Lower Court’s Decision
 The lower court granted the motion to dismiss, agreeing with the milling company’s
arguments.
Issue:
1. Whether the complaint states a valid cause of action against Bacolod-Murcia Milling Co.,
Inc. for the cancellation of the surety bonds due to alleged breaches of the bond
conditions.
2. Whether the plaintiff’s failure to allege payment or demand for payment under the
bonds is fatal to its cause of action.
Ruling:
 The Supreme Court reversed the lower court’s decision and held that the complaint
states a valid cause of action against Bacolod-Murcia Milling Co., Inc.
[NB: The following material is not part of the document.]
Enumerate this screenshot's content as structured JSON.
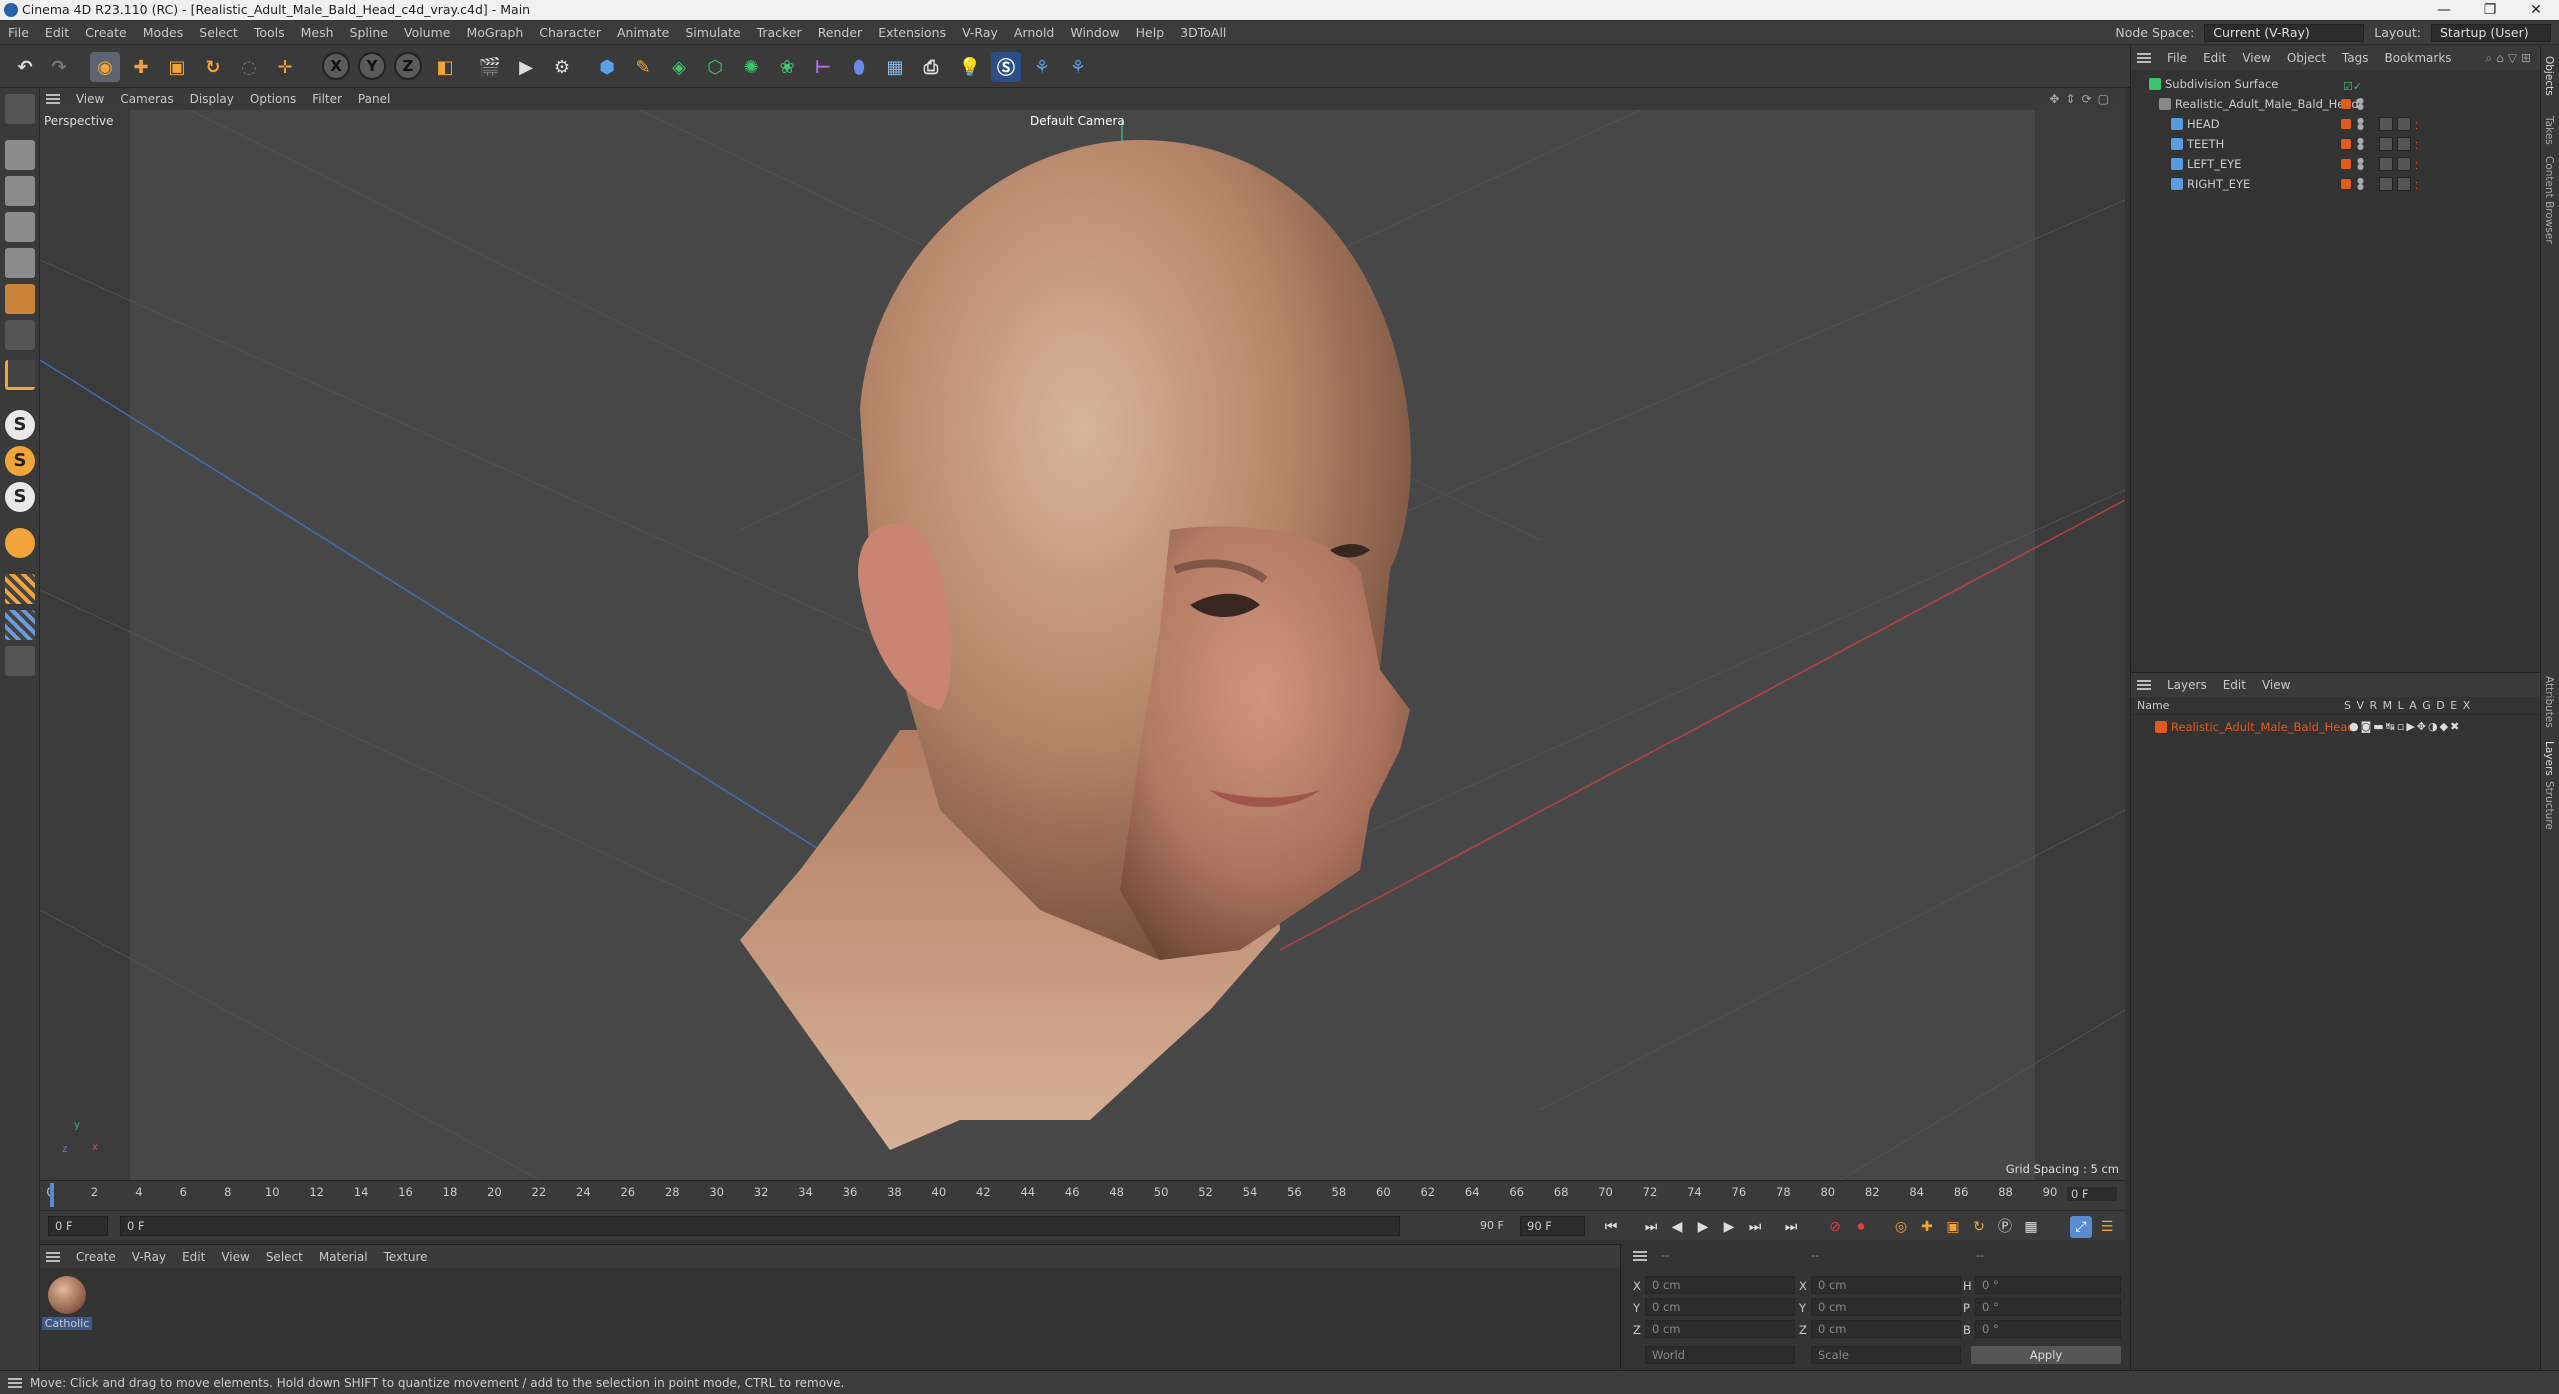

 The case was remanded to the lower court for further proceedings.
Ratio:
1. Nature of the Action: The plaintiff’s action was not to dispute a demand for payment
but to seek release from liability under the surety bonds due to the milling company’s
alleged breaches of the bond conditions. Therefore, it was unnecessary for the plaintiff
to allege that it had paid or been required to pay the obligation under the bonds.
2. Sufficiency of Allegations: The complaint sufficiently alleged that the milling company
violated the conditions of the surety bonds, which, if proven, would release the plaintiff
from liability. These allegations constitute a valid cause of action.
3. Alternative Cause of Action: The inclusion of Ruiz and Dizon in the complaint under the
indemnity agreement is a separate and distinct action that does not affect the
plaintiff’s cause of action against the milling company.